Moving away from the Indo-European languages, to date, no in-depth cross-linguistic study has been conducted that not only documents all the different ways a single language may express coordination, but also describes the differences among these constructions with respect to their semantic and morphosyntactic distribution. One would expect that it should be pretty trivial to detect how a language expresses concepts as basic as and and or, yet there are languages that lack conjunction altogether, i.e. they have no single morpheme that can be reliably translated as and across all contexts. Such languages, as it turns out, recycle disjunction to express conjunctive meanings (e.g. Warlpiri, American Sign Language). On the flip side, there are languages where expressing disjunction involves an appeal to what is otherwise used to express conjunction in that language (e.g. Cheyenne where disjunction is built off of the conjunctive element).

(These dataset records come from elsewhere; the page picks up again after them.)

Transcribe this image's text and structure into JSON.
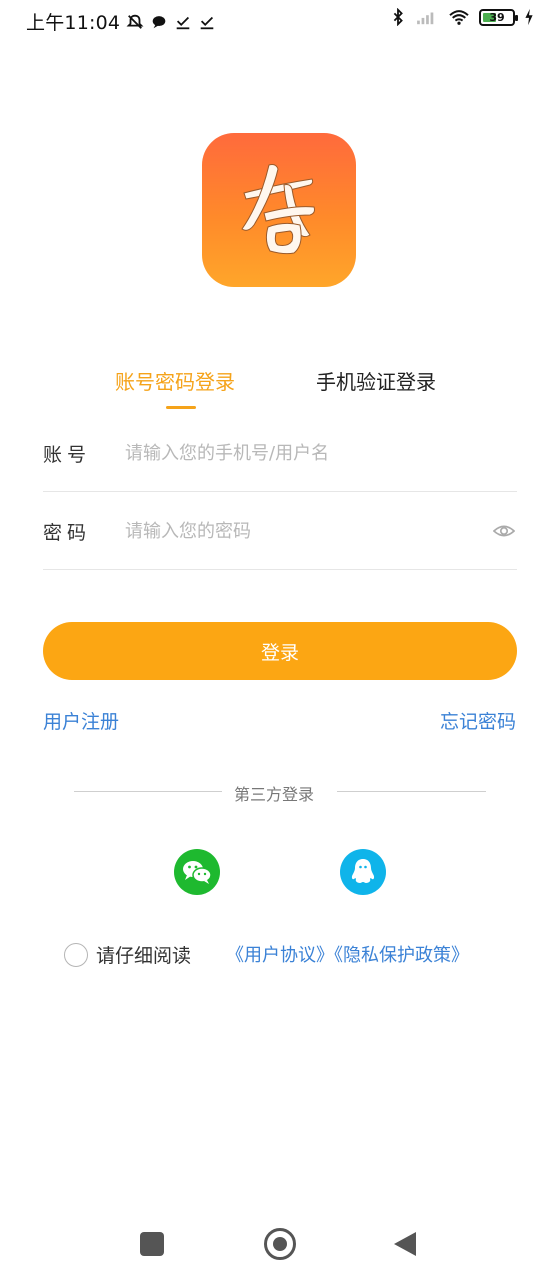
{
  "status_bar": {
    "time": "上午11:04",
    "battery": "39"
  },
  "tabs": {
    "active_label": "账号密码登录",
    "inactive_label": "手机验证登录"
  },
  "account_field": {
    "label": "账号",
    "placeholder": "请输入您的手机号/用户名",
    "value": ""
  },
  "password_field": {
    "label": "密码",
    "placeholder": "请输入您的密码",
    "value": ""
  },
  "login_button": {
    "label": "登录"
  },
  "links": {
    "register": "用户注册",
    "forgot": "忘记密码"
  },
  "third_party": {
    "label": "第三方登录"
  },
  "agreement": {
    "text": "请仔细阅读",
    "links": "《用户协议》《隐私保护政策》"
  },
  "colors": {
    "accent": "#fca613",
    "link": "#3b82d6",
    "wechat": "#1eb92f",
    "qq": "#0fb4ea"
  },
  "icons": {
    "logo": "app-logo-calligraphy",
    "eye": "eye-icon",
    "wechat": "wechat-icon",
    "qq": "qq-icon"
  }
}
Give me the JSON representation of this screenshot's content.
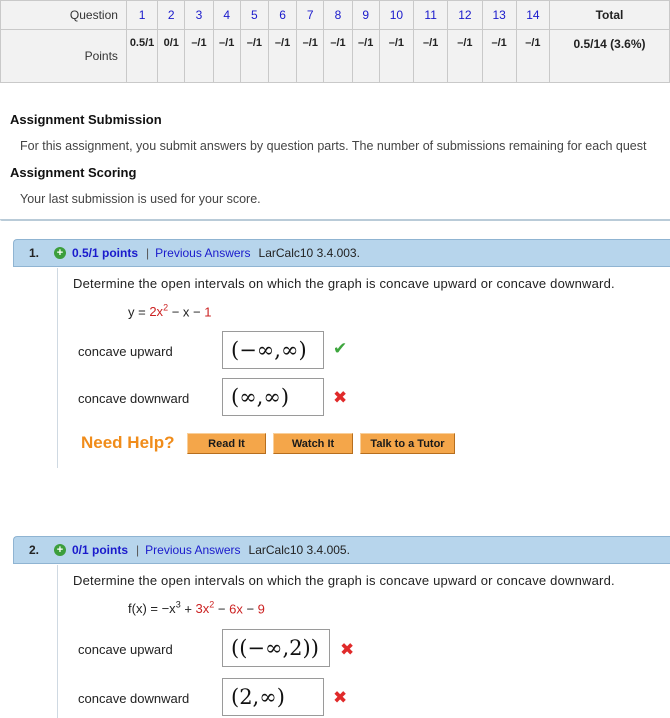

This project constitutes the first serious contribution to this formal study of the matches and mismatches between natural language and Boolean logic, as it is underpinned by a strong cross-linguistic investigation. The develop- ment of frameworks that enable us to conceptualize the strategies for forming conjunctive and disjunctive meanings and the dimensions along which such strategies may vary is fairly recent, making this project well timed. The three main ways we will proceed with this investigation are the following: (i) interaction between connectives and negation and identifying mismatches between the predicted interpretation of the Boolean connective and the actual natural language interpretation, (ii) the function of complex connectives as opposed to simplex connectives, and (iii) the extent of the poly-functionality of connectives.